Before the breakthrough of 13 September 1993, the Palestine Liberation Organisation was doubly exiled, from its native land and from the Middle East. The Israeli invasion of Lebanon in 1982 forced Mr Arafat to sail across the Mediterranean and set up shop in distant Tunis.

In the chancelleries of the West, particularly the United States, which refused to admit Palestinian officials, the PLO was a pariah. In Israel, it was anathema. Abie Nathan, the Jewish state's most persistent peace campaigner, went to prison merely for meeting PLO "terrorists."

All that changed within months of the Washington ceremony. Mr Arafat returned home in triumph and was voted president. The Palestinians elected a legislative council. They set up ministries in Gaza and the West Bank town of Ramallah. They recruited their own police force, launched their own airline, issued their own postage stamps (and, incidentally, imported their own corrupt bureaucracy and homegrown police brutality).

The Israeli army withdrew from the major Palestinian cities.
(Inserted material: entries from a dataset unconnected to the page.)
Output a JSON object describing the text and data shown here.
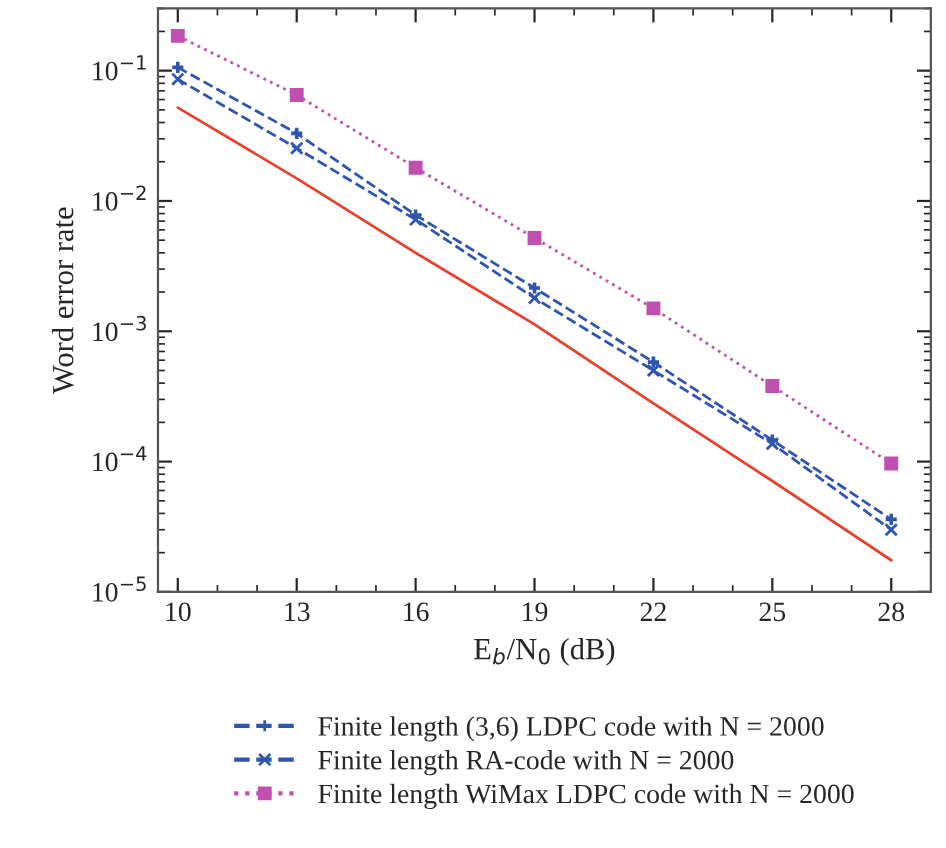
{
  "chart_data": {
    "type": "line",
    "xlabel": "E$_{b}$/N$_{0}$ (dB)",
    "ylabel": "Word error rate",
    "x": [
      10,
      13,
      16,
      19,
      22,
      25,
      28
    ],
    "series": [
      {
        "color": "#e8412c",
        "line_style": "solid",
        "marker": "none",
        "values": [
          0.052,
          0.0149,
          0.004,
          0.00113,
          0.00028,
          7.1e-05,
          1.75e-05
        ]
      },
      {
        "name": "Finite length (3,6) LDPC code with N = 2000",
        "color": "#2e55b0",
        "line_style": "dashed",
        "marker": "plus",
        "values": [
          0.106,
          0.033,
          0.0078,
          0.00215,
          0.00058,
          0.000146,
          3.6e-05
        ]
      },
      {
        "name": "Finite length RA-code with N = 2000",
        "color": "#2e55b0",
        "line_style": "dashed",
        "marker": "cross",
        "values": [
          0.086,
          0.0254,
          0.0072,
          0.0018,
          0.0005,
          0.000137,
          3e-05
        ]
      },
      {
        "name": "Finite length WiMax LDPC code with N = 2000",
        "color": "#c050b0",
        "line_style": "dotted",
        "marker": "square",
        "values": [
          0.185,
          0.065,
          0.018,
          0.0052,
          0.0015,
          0.00038,
          9.66e-05
        ]
      }
    ],
    "log": "y",
    "xlim": [
      9.5,
      29
    ],
    "xticks": [
      10,
      13,
      16,
      19,
      22,
      25,
      28
    ],
    "ylim": [
      1e-05,
      0.3
    ],
    "yticks": [
      {
        "value": 1e-05,
        "label": "10$^{−5}$"
      },
      {
        "value": 0.0001,
        "label": "10$^{−4}$"
      },
      {
        "value": 0.001,
        "label": "10$^{−3}$"
      },
      {
        "value": 0.01,
        "label": "10$^{−2}$"
      },
      {
        "value": 0.1,
        "label": "10$^{−1}$"
      }
    ],
    "grid": false,
    "legend": "bottom"
  }
}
Once the evacuations agreed at the Wye Plantation last October are completed, 95 per cent of Gaza Strip land and 43 per cent of the West Bank, with a population of about two million, will be under Palestinian rule. According to Israeli figures, more than 100,000 diaspora Palestinians have been allowed back.

After decades of staying home at night for fear of arbitrary arrest and harassment, families throng the beach cafes of Gaza, the restaurants of Ramallah, the Turkish baths of Nablus. Jericho boasts a casino, where Israelis and well-connected Palestinians lose their shirts 24 hours a day.

Above all, on the credit side of the ledger, Palestinians have established the right to a state. The world endorses it. Bill Clinton set the seal of legitimacy with a presidential visit to Gaza. Israeli public opinion does not like the idea, but is resigned to it.

There is, however, a debit side too. By recognising Israel, Mr Arafat signed away more than half of the homeland. The refugees will not be going back to Jaffa. The hundreds of thousands still rotting in Lebanese, Syrian and Jordanian camps have yet to win a right to return even to the West Bank and Gaza.

More immediately, peace has paid few, if any, economic dividends for the Palestinians. Salem Ajlouni, a United Nations economist, estimates real incomes (pounds 1,000 annually per capita) at 10-15 per cent lower than they were before Oslo. Unemployment was running last year at 15 per cent, nearly three times the rate in 1993. Mr Ajlouni said: "The main cause is the Israeli restriction on the mobility of workers and products." However, 110,000 day-labourers are now crossing to jobs in Israel, only 10,000 below the 1993 figure.

Meanwhile, more than 2,000 Palestinian prisoners are still in Israeli jails. And Ehud Barak's Labour government is reluctant to release them because they might have "blood on their hands".